Beberapa pekan lalu, ada sebuah referensi yang tiba-tiba ramai dikaji oleh kalangan santri, yaitu Kitab Badzlu al-Maa’uun fi Fadli al-Tha’un, karya Ibnu Hajar Al-Asqalany.

Informasi ini awalnya saya peroleh di beranda Facebook terkait postingan cropping bagian halaman dari kitab tersebut.

Saya kemudian mencoba menelusuri, hingga akhirnya bisa mendownload dari Website Pesantren Salafiyah Parappe Campalagian. Kebetulan, pimpinan pesantren ini guru saya sendiri.

Yang membuat saya penasaran adalah, figur Ibnu Hajar Al-Asqalany, yang selama ini saya kenal, yaitu seorang Ahli Hadis yang menghapal Alquran dan ribuan hadis, sehingga digelari sebutan Al-Haafidz (penghapal).

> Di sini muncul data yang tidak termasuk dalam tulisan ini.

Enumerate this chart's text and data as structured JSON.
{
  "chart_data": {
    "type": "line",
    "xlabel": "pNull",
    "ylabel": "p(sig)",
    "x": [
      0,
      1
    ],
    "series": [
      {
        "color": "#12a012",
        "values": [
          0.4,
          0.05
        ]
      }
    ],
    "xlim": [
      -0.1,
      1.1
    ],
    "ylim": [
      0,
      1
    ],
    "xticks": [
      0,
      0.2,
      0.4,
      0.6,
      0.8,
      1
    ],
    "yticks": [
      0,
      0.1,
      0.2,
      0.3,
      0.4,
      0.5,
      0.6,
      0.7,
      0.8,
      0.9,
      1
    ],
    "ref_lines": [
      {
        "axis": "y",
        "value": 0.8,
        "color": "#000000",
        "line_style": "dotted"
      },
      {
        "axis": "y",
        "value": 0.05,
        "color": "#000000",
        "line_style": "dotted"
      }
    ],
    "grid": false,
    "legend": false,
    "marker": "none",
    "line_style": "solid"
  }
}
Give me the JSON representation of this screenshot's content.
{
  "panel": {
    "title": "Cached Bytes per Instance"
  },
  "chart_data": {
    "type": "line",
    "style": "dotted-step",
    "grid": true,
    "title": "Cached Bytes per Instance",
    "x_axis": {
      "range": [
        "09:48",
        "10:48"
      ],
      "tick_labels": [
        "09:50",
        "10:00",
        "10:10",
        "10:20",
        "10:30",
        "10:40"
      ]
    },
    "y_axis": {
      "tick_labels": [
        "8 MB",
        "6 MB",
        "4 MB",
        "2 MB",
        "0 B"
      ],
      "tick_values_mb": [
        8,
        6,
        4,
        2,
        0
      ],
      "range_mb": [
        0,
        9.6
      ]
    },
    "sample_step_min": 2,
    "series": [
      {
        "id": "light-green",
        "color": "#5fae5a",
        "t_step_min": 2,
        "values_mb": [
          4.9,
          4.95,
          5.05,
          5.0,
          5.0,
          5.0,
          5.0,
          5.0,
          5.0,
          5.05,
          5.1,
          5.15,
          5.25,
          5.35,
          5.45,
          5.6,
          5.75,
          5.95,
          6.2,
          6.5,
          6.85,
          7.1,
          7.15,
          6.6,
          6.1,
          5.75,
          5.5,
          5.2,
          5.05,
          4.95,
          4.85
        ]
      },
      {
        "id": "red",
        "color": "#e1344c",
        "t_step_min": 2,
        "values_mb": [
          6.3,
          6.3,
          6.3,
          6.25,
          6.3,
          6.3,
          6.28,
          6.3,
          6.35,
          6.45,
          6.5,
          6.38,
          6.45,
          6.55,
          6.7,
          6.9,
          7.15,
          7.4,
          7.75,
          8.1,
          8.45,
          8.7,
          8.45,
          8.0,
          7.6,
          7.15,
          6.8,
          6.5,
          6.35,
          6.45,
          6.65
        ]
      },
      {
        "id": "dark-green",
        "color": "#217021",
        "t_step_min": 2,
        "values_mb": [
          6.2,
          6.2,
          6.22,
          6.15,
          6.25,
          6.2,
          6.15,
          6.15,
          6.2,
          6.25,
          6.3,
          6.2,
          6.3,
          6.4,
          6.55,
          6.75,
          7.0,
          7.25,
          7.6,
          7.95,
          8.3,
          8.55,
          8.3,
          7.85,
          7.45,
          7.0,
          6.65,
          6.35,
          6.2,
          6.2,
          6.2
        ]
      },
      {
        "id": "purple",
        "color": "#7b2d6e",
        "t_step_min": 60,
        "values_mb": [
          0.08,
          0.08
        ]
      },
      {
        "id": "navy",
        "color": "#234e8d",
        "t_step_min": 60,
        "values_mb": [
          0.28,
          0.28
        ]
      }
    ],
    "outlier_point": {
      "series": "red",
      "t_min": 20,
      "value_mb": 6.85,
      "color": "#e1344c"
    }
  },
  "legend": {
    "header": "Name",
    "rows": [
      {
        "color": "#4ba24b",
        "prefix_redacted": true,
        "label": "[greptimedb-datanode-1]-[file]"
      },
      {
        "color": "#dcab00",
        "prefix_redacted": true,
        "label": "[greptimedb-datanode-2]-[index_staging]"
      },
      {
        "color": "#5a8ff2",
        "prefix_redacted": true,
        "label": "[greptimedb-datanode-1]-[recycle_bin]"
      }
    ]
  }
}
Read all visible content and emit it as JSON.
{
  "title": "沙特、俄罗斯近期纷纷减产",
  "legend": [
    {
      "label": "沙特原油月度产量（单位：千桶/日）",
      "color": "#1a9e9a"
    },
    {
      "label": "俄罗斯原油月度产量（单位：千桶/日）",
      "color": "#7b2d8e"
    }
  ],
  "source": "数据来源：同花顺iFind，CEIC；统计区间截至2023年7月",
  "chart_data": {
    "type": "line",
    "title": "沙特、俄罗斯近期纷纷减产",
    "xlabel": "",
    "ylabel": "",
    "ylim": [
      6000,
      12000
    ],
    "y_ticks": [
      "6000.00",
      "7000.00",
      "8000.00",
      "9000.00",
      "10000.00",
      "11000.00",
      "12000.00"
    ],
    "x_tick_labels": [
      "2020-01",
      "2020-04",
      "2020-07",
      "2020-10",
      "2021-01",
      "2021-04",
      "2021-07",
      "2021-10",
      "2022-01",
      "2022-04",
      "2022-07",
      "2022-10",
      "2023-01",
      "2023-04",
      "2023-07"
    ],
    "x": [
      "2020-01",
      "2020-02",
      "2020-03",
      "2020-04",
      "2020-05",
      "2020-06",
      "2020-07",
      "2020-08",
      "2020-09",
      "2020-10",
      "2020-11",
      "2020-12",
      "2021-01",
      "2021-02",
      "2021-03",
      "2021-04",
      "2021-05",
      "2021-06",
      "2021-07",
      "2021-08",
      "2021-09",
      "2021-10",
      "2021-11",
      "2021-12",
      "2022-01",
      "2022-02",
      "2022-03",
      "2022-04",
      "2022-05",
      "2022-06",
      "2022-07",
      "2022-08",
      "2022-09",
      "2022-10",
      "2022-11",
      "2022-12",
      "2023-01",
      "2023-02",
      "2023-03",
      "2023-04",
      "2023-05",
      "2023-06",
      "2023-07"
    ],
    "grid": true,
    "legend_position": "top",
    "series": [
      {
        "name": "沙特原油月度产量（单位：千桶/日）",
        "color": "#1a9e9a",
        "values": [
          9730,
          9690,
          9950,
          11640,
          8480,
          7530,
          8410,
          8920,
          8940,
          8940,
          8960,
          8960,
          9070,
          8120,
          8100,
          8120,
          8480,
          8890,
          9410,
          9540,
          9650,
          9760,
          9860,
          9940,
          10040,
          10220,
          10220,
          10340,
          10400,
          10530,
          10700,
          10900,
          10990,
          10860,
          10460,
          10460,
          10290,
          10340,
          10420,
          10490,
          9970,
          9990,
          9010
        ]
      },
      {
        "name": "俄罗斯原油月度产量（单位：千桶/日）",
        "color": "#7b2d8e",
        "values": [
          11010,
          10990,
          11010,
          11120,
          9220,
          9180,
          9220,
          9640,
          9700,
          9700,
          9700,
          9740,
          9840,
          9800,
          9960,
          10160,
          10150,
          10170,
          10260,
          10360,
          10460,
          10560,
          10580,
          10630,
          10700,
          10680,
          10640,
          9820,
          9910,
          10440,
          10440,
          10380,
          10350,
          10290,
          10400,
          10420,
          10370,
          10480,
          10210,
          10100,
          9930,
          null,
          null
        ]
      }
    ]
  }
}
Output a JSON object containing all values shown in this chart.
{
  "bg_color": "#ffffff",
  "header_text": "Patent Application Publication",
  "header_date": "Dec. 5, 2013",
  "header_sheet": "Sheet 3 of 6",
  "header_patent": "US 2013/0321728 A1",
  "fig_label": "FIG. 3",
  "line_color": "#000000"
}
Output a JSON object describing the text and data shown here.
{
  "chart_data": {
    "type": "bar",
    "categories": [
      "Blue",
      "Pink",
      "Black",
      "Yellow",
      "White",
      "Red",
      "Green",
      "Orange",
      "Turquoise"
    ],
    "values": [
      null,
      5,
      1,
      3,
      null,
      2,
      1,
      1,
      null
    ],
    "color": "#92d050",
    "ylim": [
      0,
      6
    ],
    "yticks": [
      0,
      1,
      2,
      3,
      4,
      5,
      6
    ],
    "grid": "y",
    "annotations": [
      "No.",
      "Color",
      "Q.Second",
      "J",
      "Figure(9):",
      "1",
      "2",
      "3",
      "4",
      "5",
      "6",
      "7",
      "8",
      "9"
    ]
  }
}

Ia juga menulis Kitab Buluugu al-Maraam, sebuah kitab hadis yang sangat popular di kalangan pesantren.

Salah satu karya monumentalnya, yaitu Kitab Fathu al-Baari Syarah (penjelasan) Shahiih Bukhari, yang ditulis dalam beberapa jilid.

Jika dibandingkan saat ini, jarang seorang penulis produktif sekalipun yang menulis buku hingga berjilid-jilid. Itu pun, belum termasuk puluhan karyanya yang lain.

Kembali ke awal, saya kemudian penasaran membaca lebih dalam kitab ini, karena ditulis bukan seorang tabib (dokter) ataupun ahli medis (mungkin saya keliru membaca kepakarannya).

Bahkan, Ahmad Isham Abdul Kadir Al-Katib sebagai muhaqqiq kitab ini pun, tidak tahu pasti apa motif Ibnu Hajar Al-Asqalany menulisnya. Kecuali, sebuah peristiwa wabah yang merenggut jiwa tiga putrinya.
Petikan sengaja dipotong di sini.